As a politics and U.S. regime teacher—for the last 10 years at Cardinal—Quinn is uniquely poised to push the message of voting to his students. But fifty-fifty he has plant himself in past years scrambling at the last infinitesimal to talk near the importance of registering to vote, until right before the deadline. This year is different in part because he is dissimilar.
Turnout for the May primary among voters aged 18 to 35 increased by 279 percent over the concluding DA'southward primary. And Pennsylvania leads the nation in registration amongst citizens aged 18 to 29. If in that location is a moment for Philly Youth Vote—or for Vote That Jawn—information technology is now.
Growing up in Lancaster County, Quinn says his parents voted "similar how they went to church on the holidays"—by and large during Presidential races.

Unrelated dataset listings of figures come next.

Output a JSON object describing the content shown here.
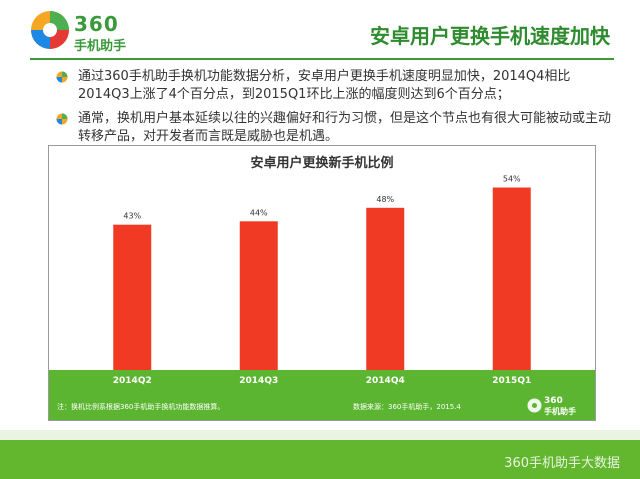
{
  "header": {
    "logo_number": "360",
    "logo_name": "手机助手",
    "title": "安卓用户更换手机速度加快"
  },
  "bullets": [
    {
      "text": "通过360手机助手换机功能数据分析，安卓用户更换手机速度明显加快，2014Q4相比2014Q3上涨了4个百分点，到2015Q1环比上涨的幅度则达到6个百分点；"
    },
    {
      "text": "通常，换机用户基本延续以往的兴趣偏好和行为习惯，但是这个节点也有很大可能被动或主动转移产品，对开发者而言既是威胁也是机遇。"
    }
  ],
  "chart_note_left": "注：换机比例系根据360手机助手换机功能数据推算。",
  "chart_note_right": "数据来源：360手机助手，2015.4",
  "chart_logo_number": "360",
  "chart_logo_name": "手机助手",
  "footer_watermark": "360手机助手大数据",
  "colors": {
    "brand_green": "#3a9a3a",
    "bar_red": "#f03a24",
    "axis_band_green": "#5cb531"
  },
  "chart_data": {
    "type": "bar",
    "title": "安卓用户更换新手机比例",
    "categories": [
      "2014Q2",
      "2014Q3",
      "2014Q4",
      "2015Q1"
    ],
    "values": [
      43,
      44,
      48,
      54
    ],
    "value_labels": [
      "43%",
      "44%",
      "48%",
      "54%"
    ],
    "ylim": [
      0,
      58
    ],
    "grid": false,
    "legend": "none"
  }
}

But they didn't talk near it much. Instead, Quinn first became politicized through 80s punk rock, music that—equally he puts information technology—was not always articulate, but was always compelling.
Still, it wasn't until the ballot of President Trump in 2022 that Quinn felt fatigued to become more politically involved himself. That'due south when the Caucus of Working Educators urged its members to run for commission person, the lowest elected office in the city, to aid inform their ward'southward endorsements and advocacy efforts. Quinn ran a write-in campaign to win a spot this past May on his East Mt. Blusterous Democratic Commission, and is at present part of a group aiming to get-go a citywide education caucus of committee people.
"The teachers union is the largest union in the city, merely other unions had a much larger presence in wards," Quinn says. "Nosotros need to have a stronger voice, to abet for public education bug."
Philly Youth Vote is an extension of that aforementioned inkling, but aimed at those even more affected by public education in the urban center: The students.
"This is important especially in Philadelphia, where black and chocolate-brown students make up virtually of the District, and are poorly served by schools, funding mechanisms and infrastructures in the community," he says. "I desire students to know that all the things they care about are afflicted by the political system in their lives. And voting is a huge fashion to impact the power players, and people who are making the decisions."